- UK poster by Dudley Pout
- Directed by: Will Hay; Basil Dearden;
- Written by: Angus MacPhail; John Dighton;
- Produced by: Michael Balcon
- Starring: Will Hay; Frank Pettingell; Julien Mitchell; Charles Hawtrey; Peter Ustinov;
- Cinematography: Ernest Palmer
- Edited by: Ray Pitt
- Music by: Bretton Byrd
- Distributed by: Ealing Studios
- Release dates: 28 August 1942 (UK); 12 February 1943 (US);
- Running time: 75 minutes (6,756ft)
- Country: United Kingdom
- Language: English

= The Goose Steps Out =

The Goose Steps Out is a 1942 British comedy film directed by Will Hay and Basil Dearden, and starring Hay, Frank Pettingell, Julien Mitchell, Charley Hawtrey and Peter Ustinov.
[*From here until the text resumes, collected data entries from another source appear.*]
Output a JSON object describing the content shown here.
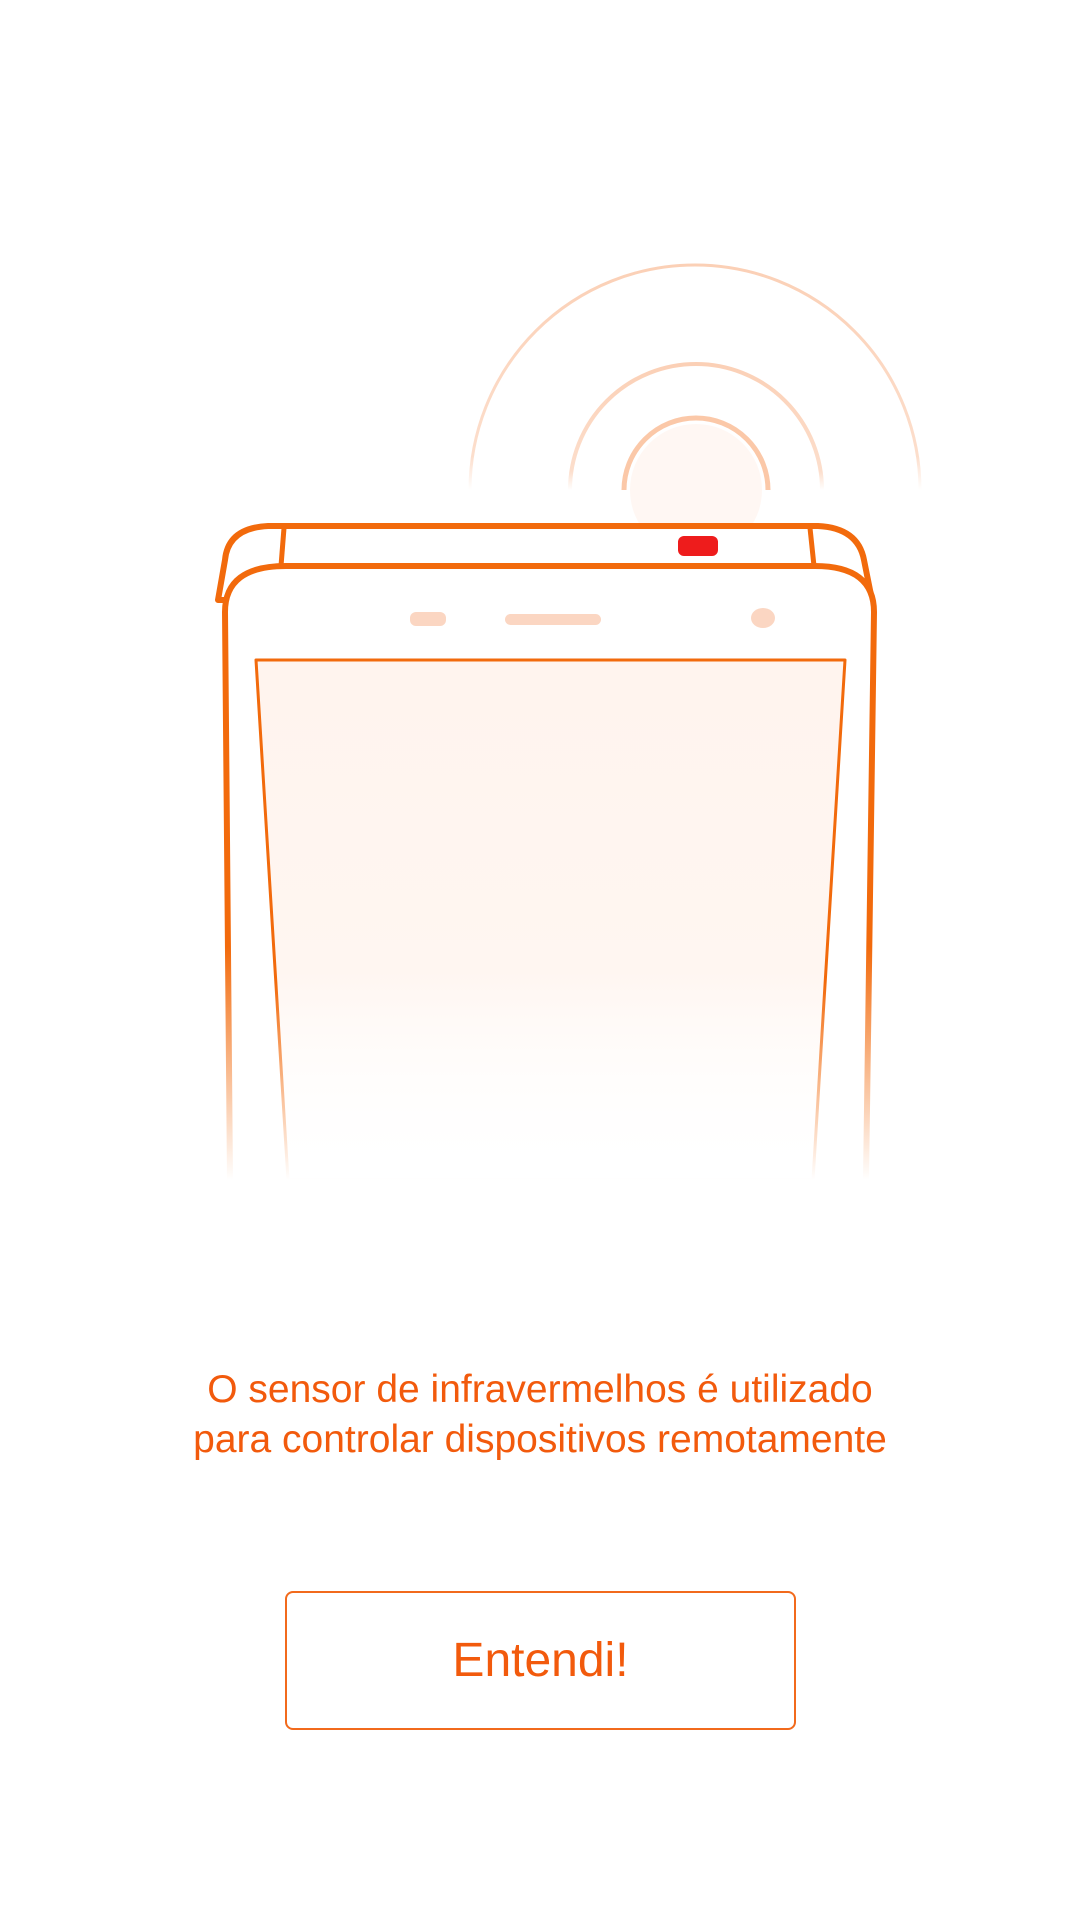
{
  "colors": {
    "accent": "#f25a0c",
    "phone_outline": "#f26a0c",
    "ir_sensor": "#ee1c1c",
    "screen_tint": "#fff5f0",
    "waves": "#fbd4bd"
  },
  "illustration": {
    "icon": "phone-ir-blaster-icon"
  },
  "message": {
    "line1": "O sensor de infravermelhos é utilizado",
    "line2": "para controlar dispositivos remotamente"
  },
  "button": {
    "label": "Entendi!"
  }
}
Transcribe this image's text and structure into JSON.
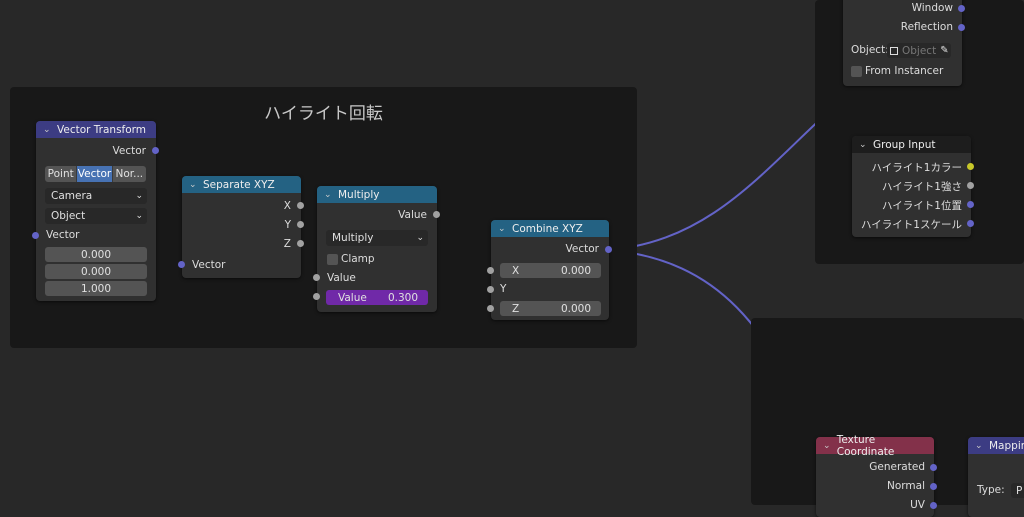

It is a comedy of mistaken identity, with Hay acting as a German spy and also an Englishman who is his double. It was Ustinov's film debut.

==Plot==
During the Second World War, William Potts is discovered to be an exact double of a German spy who the British have just captured. Potts is flown into Nazi Germany to impersonate the spy and instructed to seek out and bring back details of a new German secret weapon.
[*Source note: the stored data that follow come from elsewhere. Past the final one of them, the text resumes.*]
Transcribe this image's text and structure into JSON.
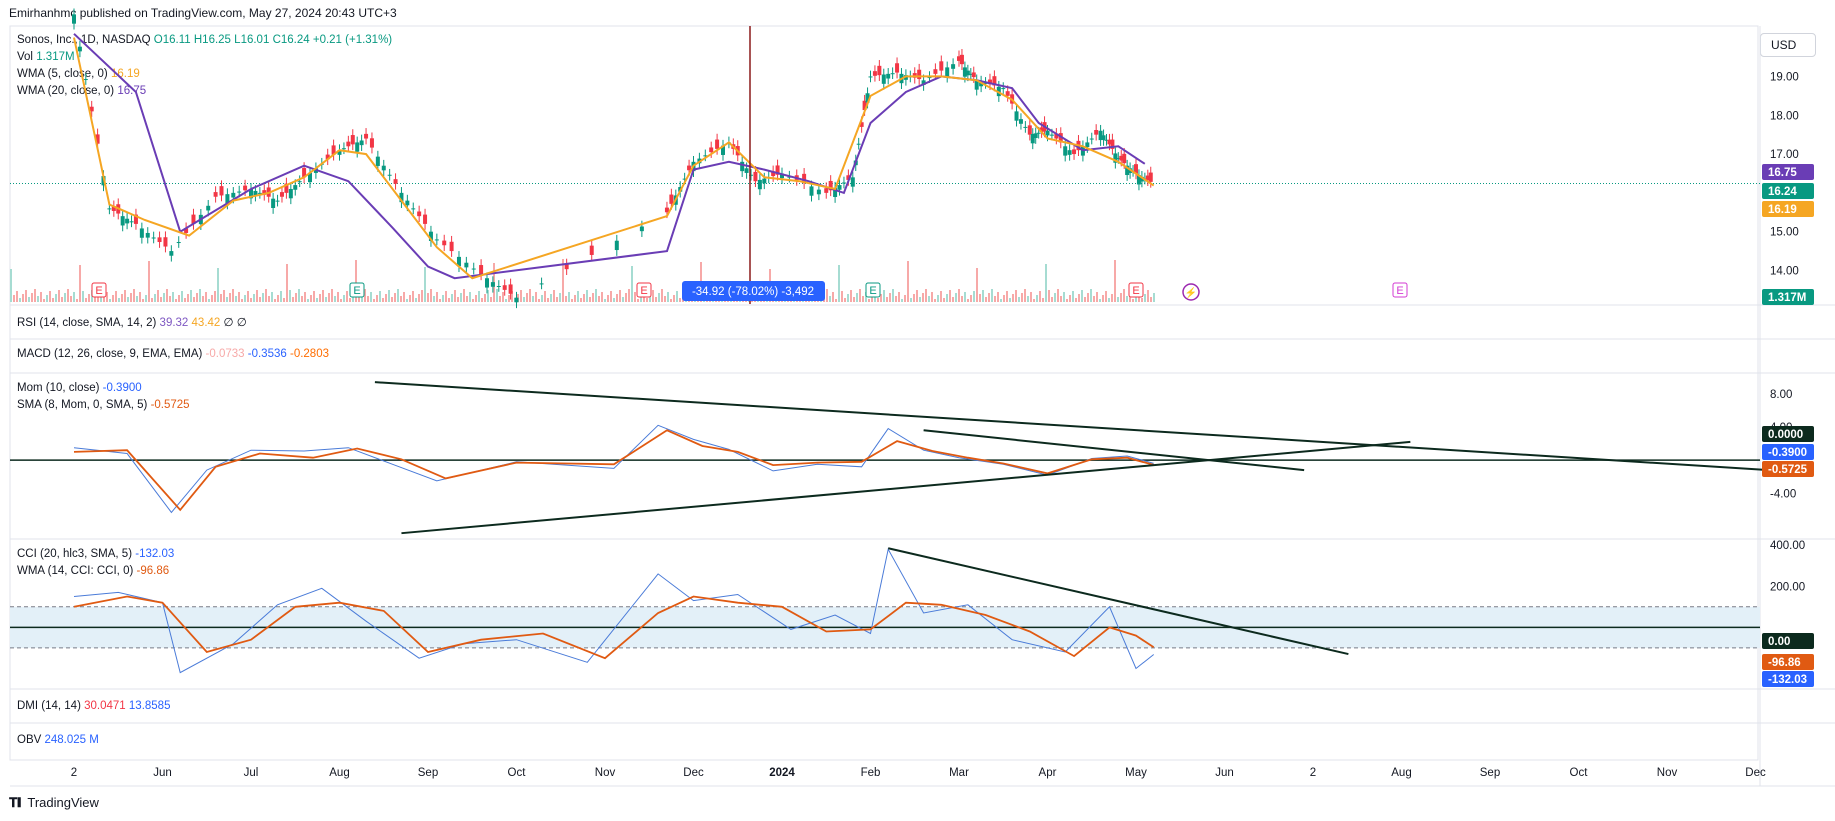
{
  "header": {
    "published": "Emirhanhmc published on TradingView.com, May 27, 2024 20:43 UTC+3"
  },
  "symbol_legend": {
    "title": "Sonos, Inc., 1D, NASDAQ",
    "open": "O16.11",
    "high": "H16.25",
    "low": "L16.01",
    "close": "C16.24",
    "change": "+0.21 (+1.31%)"
  },
  "legends": {
    "vol": {
      "label": "Vol",
      "value": "1.317M"
    },
    "wma5": {
      "label": "WMA (5, close, 0)",
      "value": "16.19"
    },
    "wma20": {
      "label": "WMA (20, close, 0)",
      "value": "16.75"
    },
    "rsi": {
      "label": "RSI (14, close, SMA, 14, 2)",
      "v1": "39.32",
      "v2": "43.42",
      "v3": "∅",
      "v4": "∅"
    },
    "macd": {
      "label": "MACD (12, 26, close, 9, EMA, EMA)",
      "v1": "-0.0733",
      "v2": "-0.3536",
      "v3": "-0.2803"
    },
    "mom": {
      "label": "Mom (10, close)",
      "value": "-0.3900"
    },
    "sma": {
      "label": "SMA (8, Mom, 0, SMA, 5)",
      "value": "-0.5725"
    },
    "cci": {
      "label": "CCI (20, hlc3, SMA, 5)",
      "value": "-132.03"
    },
    "wma_cci": {
      "label": "WMA (14, CCI: CCI, 0)",
      "value": "-96.86"
    },
    "dmi": {
      "label": "DMI (14, 14)",
      "v1": "30.0471",
      "v2": "13.8585"
    },
    "obv": {
      "label": "OBV",
      "value": "248.025 M"
    }
  },
  "measure_label": "-34.92 (-78.02%) -3,492",
  "currency": "USD",
  "footer": {
    "brand": "TradingView"
  },
  "colors": {
    "up": "#089981",
    "down": "#f23645",
    "wma5": "#f5a623",
    "wma20": "#6a3db5",
    "mom": "#4a7bd8",
    "signal": "#e05a12",
    "trend": "#0c2a1e",
    "measure": "#2962ff",
    "event": "#f23645",
    "event_green": "#089981",
    "event_purple": "#d33bd3"
  },
  "chart_data": {
    "type": "line",
    "title": "Sonos, Inc., 1D, NASDAQ",
    "x_axis_labels": [
      "2",
      "Jun",
      "Jul",
      "Aug",
      "Sep",
      "Oct",
      "Nov",
      "Dec",
      "2024",
      "Feb",
      "Mar",
      "Apr",
      "May",
      "Jun",
      "2",
      "Aug",
      "Sep",
      "Oct",
      "Nov",
      "Dec"
    ],
    "price_axis": {
      "ticks": [
        "19.00",
        "18.00",
        "17.00",
        "15.00",
        "14.00"
      ],
      "ylim": [
        13.6,
        20.3
      ]
    },
    "price_badges": [
      {
        "value": "16.75",
        "series": "WMA 20"
      },
      {
        "value": "16.24",
        "series": "Close"
      },
      {
        "value": "16.19",
        "series": "WMA 5"
      }
    ],
    "volume_badge": "1.317M",
    "price_series": {
      "name": "Close",
      "x_months": [
        0,
        0.4,
        0.7,
        1.1,
        1.6,
        2.0,
        2.3,
        2.6,
        3.0,
        3.3,
        3.7,
        4.1,
        4.6,
        5.0,
        6.7,
        7.0,
        7.4,
        7.7,
        8.0,
        8.5,
        8.8,
        9.0,
        9.3,
        9.6,
        10.0,
        10.2,
        10.5,
        10.8,
        11.0,
        11.3,
        11.6,
        11.8,
        12.0,
        12.2
      ],
      "values": [
        20.6,
        15.6,
        15.2,
        14.5,
        15.9,
        16.1,
        15.8,
        16.4,
        17.1,
        17.4,
        16.0,
        14.8,
        13.9,
        13.3,
        15.5,
        16.8,
        17.3,
        16.3,
        16.5,
        16.0,
        16.4,
        19.0,
        19.1,
        18.9,
        19.4,
        18.9,
        18.7,
        17.5,
        17.6,
        17.0,
        17.6,
        16.9,
        16.5,
        16.24
      ]
    },
    "wma20_series": {
      "name": "WMA (20, close, 0)",
      "x_months": [
        0,
        0.7,
        1.2,
        2.0,
        2.6,
        3.1,
        3.6,
        4.0,
        4.3,
        6.7,
        7.0,
        7.4,
        7.8,
        8.3,
        8.7,
        9.0,
        9.4,
        9.8,
        10.2,
        10.6,
        10.9,
        11.4,
        11.8,
        12.1
      ],
      "values": [
        20.1,
        18.6,
        15.0,
        16.1,
        16.7,
        16.3,
        15.1,
        14.1,
        13.8,
        14.5,
        16.6,
        16.8,
        16.6,
        16.3,
        16.0,
        17.8,
        18.6,
        19.0,
        18.9,
        18.7,
        17.8,
        17.1,
        17.2,
        16.75
      ]
    },
    "wma5_series": {
      "name": "WMA (5, close, 0)",
      "x_months": [
        0,
        0.4,
        0.8,
        1.3,
        1.8,
        2.2,
        2.6,
        3.0,
        3.3,
        3.7,
        4.1,
        4.5,
        6.7,
        7.0,
        7.4,
        7.8,
        8.2,
        8.6,
        9.0,
        9.4,
        9.8,
        10.2,
        10.6,
        11.0,
        11.4,
        11.8,
        12.2
      ],
      "values": [
        20.0,
        15.7,
        15.3,
        14.9,
        15.8,
        16.0,
        16.4,
        17.1,
        17.0,
        15.8,
        14.6,
        13.8,
        15.4,
        16.7,
        17.3,
        16.4,
        16.3,
        16.1,
        18.5,
        19.0,
        19.0,
        18.9,
        18.4,
        17.4,
        17.2,
        16.8,
        16.19
      ]
    },
    "momentum": {
      "axis_ticks": [
        "8.00",
        "4.00",
        "-4.00"
      ],
      "ylim": [
        -9.5,
        10.5
      ],
      "badges": [
        {
          "value": "0.0000",
          "series": "zero line"
        },
        {
          "value": "-0.3900",
          "series": "Mom (10, close)"
        },
        {
          "value": "-0.5725",
          "series": "SMA (8, Mom, 0, SMA, 5)"
        }
      ],
      "mom_x_months": [
        0,
        0.6,
        1.1,
        1.5,
        2.0,
        2.6,
        3.1,
        3.6,
        4.1,
        5.0,
        6.1,
        6.6,
        7.0,
        7.4,
        7.9,
        8.4,
        8.9,
        9.2,
        9.6,
        10.0,
        10.5,
        11.0,
        11.5,
        11.9,
        12.2
      ],
      "mom_values": [
        1.5,
        0.8,
        -6.3,
        -1.2,
        1.2,
        1.1,
        1.5,
        -0.5,
        -2.5,
        -0.2,
        -1.0,
        4.2,
        2.5,
        1.3,
        -1.3,
        -0.5,
        -0.8,
        3.8,
        1.2,
        0.3,
        -0.5,
        -1.8,
        0.2,
        0.5,
        -0.39
      ],
      "sma_x_months": [
        0,
        0.6,
        1.2,
        1.6,
        2.1,
        2.7,
        3.2,
        3.7,
        4.2,
        5.0,
        6.1,
        6.7,
        7.1,
        7.5,
        7.9,
        8.4,
        8.9,
        9.3,
        9.7,
        10.1,
        10.5,
        11.0,
        11.5,
        11.9,
        12.2
      ],
      "sma_values": [
        1.0,
        1.2,
        -6.0,
        -0.8,
        0.8,
        0.3,
        1.4,
        0.1,
        -2.2,
        -0.3,
        -0.5,
        3.6,
        1.7,
        1.0,
        -0.6,
        -0.3,
        -0.2,
        2.3,
        1.1,
        0.3,
        -0.4,
        -1.6,
        0.1,
        0.3,
        -0.5725
      ],
      "trendlines": [
        {
          "x_months": [
            3.4,
            19.6
          ],
          "values": [
            9.4,
            -1.5
          ]
        },
        {
          "x_months": [
            3.7,
            15.1
          ],
          "values": [
            -8.8,
            2.2
          ]
        },
        {
          "x_months": [
            9.6,
            13.9
          ],
          "values": [
            3.6,
            -1.2
          ]
        }
      ]
    },
    "cci": {
      "axis_ticks": [
        "400.00",
        "200.00"
      ],
      "ylim": [
        -300,
        430
      ],
      "band": [
        -100,
        100
      ],
      "badges": [
        {
          "value": "0.00",
          "series": "zero line"
        },
        {
          "value": "-96.86",
          "series": "WMA (14, CCI: CCI, 0)"
        },
        {
          "value": "-132.03",
          "series": "CCI (20, hlc3, SMA, 5)"
        }
      ],
      "cci_x_months": [
        0,
        0.5,
        1.0,
        1.2,
        1.8,
        2.3,
        2.8,
        3.3,
        3.9,
        4.4,
        5.0,
        5.8,
        6.6,
        7.0,
        7.5,
        8.1,
        8.6,
        9.0,
        9.2,
        9.6,
        10.1,
        10.6,
        11.2,
        11.7,
        12.0,
        12.2
      ],
      "cci_values": [
        150,
        170,
        120,
        -220,
        -80,
        110,
        190,
        30,
        -150,
        -80,
        -60,
        -170,
        260,
        130,
        160,
        -10,
        60,
        -30,
        380,
        70,
        110,
        -60,
        -120,
        100,
        -200,
        -132.03
      ],
      "wma_x_months": [
        0,
        0.6,
        1.0,
        1.5,
        2.0,
        2.5,
        3.0,
        3.5,
        4.0,
        4.6,
        5.3,
        6.0,
        6.6,
        7.0,
        7.5,
        8.0,
        8.5,
        9.0,
        9.4,
        9.8,
        10.3,
        10.8,
        11.3,
        11.7,
        12.0,
        12.2
      ],
      "wma_values": [
        100,
        150,
        120,
        -120,
        -60,
        100,
        120,
        80,
        -120,
        -60,
        -30,
        -150,
        70,
        150,
        120,
        100,
        -20,
        -10,
        120,
        110,
        60,
        -20,
        -140,
        0,
        -40,
        -96.86
      ],
      "trendlines": [
        {
          "x_months": [
            9.2,
            14.4
          ],
          "values": [
            385,
            -130
          ]
        }
      ]
    },
    "volume_ratio_visible": "volume histogram at bottom of price pane"
  }
}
On arrival, however, Potts is placed in charge of a group of apparently rabidly-fascist young students who are being trained to work as spies in Britain. Potts attempts to undermine this by convincing the youngsters that the proper British way of saluting a great leader is to apply the V-sign, which they therefore do repeatedly and enthusiastically in the direction of a portrait of the Führer. At a function where he hopes to gather information about the weapon (a gasfire bomb), Potts succeeds only in getting blind drunk and admitting that he is a British agent. Luckily, some members of his class of Nazi youths turn out to be sympathetic Austrians and they help him obtain the secret he seeks. Potts and his new friends eventually commandeer a plane and fly back to Britain, crashing in a tree outside the War Office in London.

==Cast==

- Will Hay as William Potts/Muller
- Charles Hawtrey as Max
- Frank Pettingell as Professor Hoffman
- Julien Mitchell as General Von Glotz
- Peter Ustinov as Krauss
- Barry Morse as Kurt
- Leslie Harcourt as Vagel
- Peter Croft as Hans
- Ann Firth as Lena
- Ray Lovell as Schmidt
- Jeremy Hawk as ADC
- Aubrey Mallalieu as Rector
- John Williams as Major Bishop
- Lawrence O'Madden as Colonel Truscott
- William Hartnell as German officer at railway station (uncredited)
- Leslie Dwyer as German on train (uncredited)

==Direction==
Will Hay shared directorial credit with Basil Dearden following their previous collaboration, The Black Sheep of Whitehall (1942). Art Director Michael Relph described Dearden and Hay's input as directors: "Basil was very expert at directing comedy, and that is what he contributed when working with Will Hay. Hay was important as a star, and he could more or less dictate what he wanted to direct, but really he did not direct. Basil directed and supplied all the expertise that Hay probably lacked." Actor Barry Morse had a different take on the directorial responsibilities: "Basil Dearden was largely concerned with purely technical things, angles, lenses, lighting details. He didn't have a very active part, it seemed to me, in the actual performance directing. That was something which Will Hay had a certain amount to do with."

==Reception==
The Monthly Film Bulletin wrote: "There are a number of opportunities in this film for Will Hay to display his talents both as a schoolmaster (but in Nazi uniform) and as a cheerful bungler. His stooge, Charles Hawtrey, is with him, and Frank Pettingell, Julien Mitchell and Peter Ustinov nobly aid and abet him. The film is inclined to be patchy, but is reasonably good fast fun all the same."

Kine Weekly wrote: "Will Hay works hard in a dual role, but the humour depends largely upon familiar slapstick situations."

In the Sunday Times Dilys Powell wrote: "The Goose Steps Out gives us Will Hay as a British Agent lecturing to the German espionage class on British pronunciation and the life of the pub. This is good Will Hay and so is the attempted theft from the gas bomb laboratory: the slapstick in the plane I found more monotonous and less convivial.
TV Guide called this film "a funny programme."

In Forever Ealing, George Perry wrote, " In the climate of 1942, when British morale was at its lowest, what may now seem jingoistic acted as an innocent safety valve, and the film was popularly received."

== Home media ==
In 2017 to celebrate the 75th Anniversary of the film, a digitally restored version was released on DVD/Blu-Ray by Studio Canal. The special features include the Will Hay short film, Go to Blazes (1942), an Interview with Graham Rinaldi, author of the 2009 Hay biography and a Hay audio featurette by Simon Heffer, part of the BBC Radio 3 series, The Essay: British Film Comedians.